Lohengrin. He was the guy who could generate a suit of medieval-looking armor and a sword that could cut through more or less anything. All very Neuschwanstein. He’d made a big splash a few years ago over something, but it had only played for about five minutes on American news.
So what exactly was it he was doing here? He had to be the Kraut Berman had been talking about before.
“I wanted very much to help promote heroism,” Lohengrin said. “There is not enough of it in America.”
“I’m glad you feel that way, too,” Berman said.
The wasp landed on the rail, just a few feet away. Still close enough to hear and see.
“When am I to meet with the team that I am to lead?”
“Ah,” Berman said. “That’s actually changed a little. The part where you
lead
the team was just preliminary brain-storming. No, what the network settled on was having you face off
against
the team. Part of their task will be getting past you.”
Because
American Hero
isn’t just about America
, Jonathan thought. It’s also about beating up foreigners. Lohengrin’s expression told him that he’d drawn the same conclusion.
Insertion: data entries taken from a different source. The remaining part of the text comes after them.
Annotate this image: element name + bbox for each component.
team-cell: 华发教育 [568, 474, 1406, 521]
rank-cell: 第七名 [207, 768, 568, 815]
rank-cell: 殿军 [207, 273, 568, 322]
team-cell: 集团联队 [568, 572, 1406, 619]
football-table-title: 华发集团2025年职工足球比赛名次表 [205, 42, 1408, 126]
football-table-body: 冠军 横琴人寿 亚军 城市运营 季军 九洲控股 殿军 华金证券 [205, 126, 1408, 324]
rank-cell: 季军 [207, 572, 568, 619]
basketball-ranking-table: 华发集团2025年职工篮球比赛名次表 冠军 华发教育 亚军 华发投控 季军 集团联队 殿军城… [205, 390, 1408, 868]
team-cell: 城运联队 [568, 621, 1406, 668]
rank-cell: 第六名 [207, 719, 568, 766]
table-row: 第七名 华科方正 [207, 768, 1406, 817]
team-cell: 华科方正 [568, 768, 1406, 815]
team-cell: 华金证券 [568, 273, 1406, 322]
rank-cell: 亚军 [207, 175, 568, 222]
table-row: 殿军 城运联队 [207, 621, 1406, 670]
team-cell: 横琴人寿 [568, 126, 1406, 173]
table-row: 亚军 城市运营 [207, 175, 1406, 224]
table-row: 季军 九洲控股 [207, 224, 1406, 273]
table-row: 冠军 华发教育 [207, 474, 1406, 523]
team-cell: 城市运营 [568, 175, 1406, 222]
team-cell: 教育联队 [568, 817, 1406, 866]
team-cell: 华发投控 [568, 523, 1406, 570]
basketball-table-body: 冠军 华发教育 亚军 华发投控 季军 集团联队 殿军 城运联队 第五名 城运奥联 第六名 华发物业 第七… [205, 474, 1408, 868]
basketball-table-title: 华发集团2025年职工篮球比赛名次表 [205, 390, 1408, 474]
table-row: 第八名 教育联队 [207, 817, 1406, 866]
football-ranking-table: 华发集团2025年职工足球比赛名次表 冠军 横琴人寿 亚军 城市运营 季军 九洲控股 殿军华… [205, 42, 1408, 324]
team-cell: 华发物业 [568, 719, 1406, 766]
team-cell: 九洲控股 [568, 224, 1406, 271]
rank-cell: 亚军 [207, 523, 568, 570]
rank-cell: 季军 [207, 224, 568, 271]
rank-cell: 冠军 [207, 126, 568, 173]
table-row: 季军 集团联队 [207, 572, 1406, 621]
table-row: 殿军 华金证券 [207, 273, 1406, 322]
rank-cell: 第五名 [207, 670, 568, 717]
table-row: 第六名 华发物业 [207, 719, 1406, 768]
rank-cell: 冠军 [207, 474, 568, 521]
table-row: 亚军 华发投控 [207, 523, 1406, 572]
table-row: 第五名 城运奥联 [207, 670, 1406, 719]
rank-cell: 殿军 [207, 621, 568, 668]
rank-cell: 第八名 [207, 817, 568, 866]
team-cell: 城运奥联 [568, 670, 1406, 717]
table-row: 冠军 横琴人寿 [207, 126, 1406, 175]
“Genevive didn’t mention that change?” Berman said, oozing apology without actually offering one. Lohengrin smiled coolly. Jonathan saw Berman flinch when the sword appeared in the German ace’s hand, and flinched himself when the sword darted at his wasp. It felt like being pinched.
He hoped the display had proven Lohengrin’s point. He didn’t have a backup wasp there, though, so he’d never know. It was a bummer. That angle might have been juicy.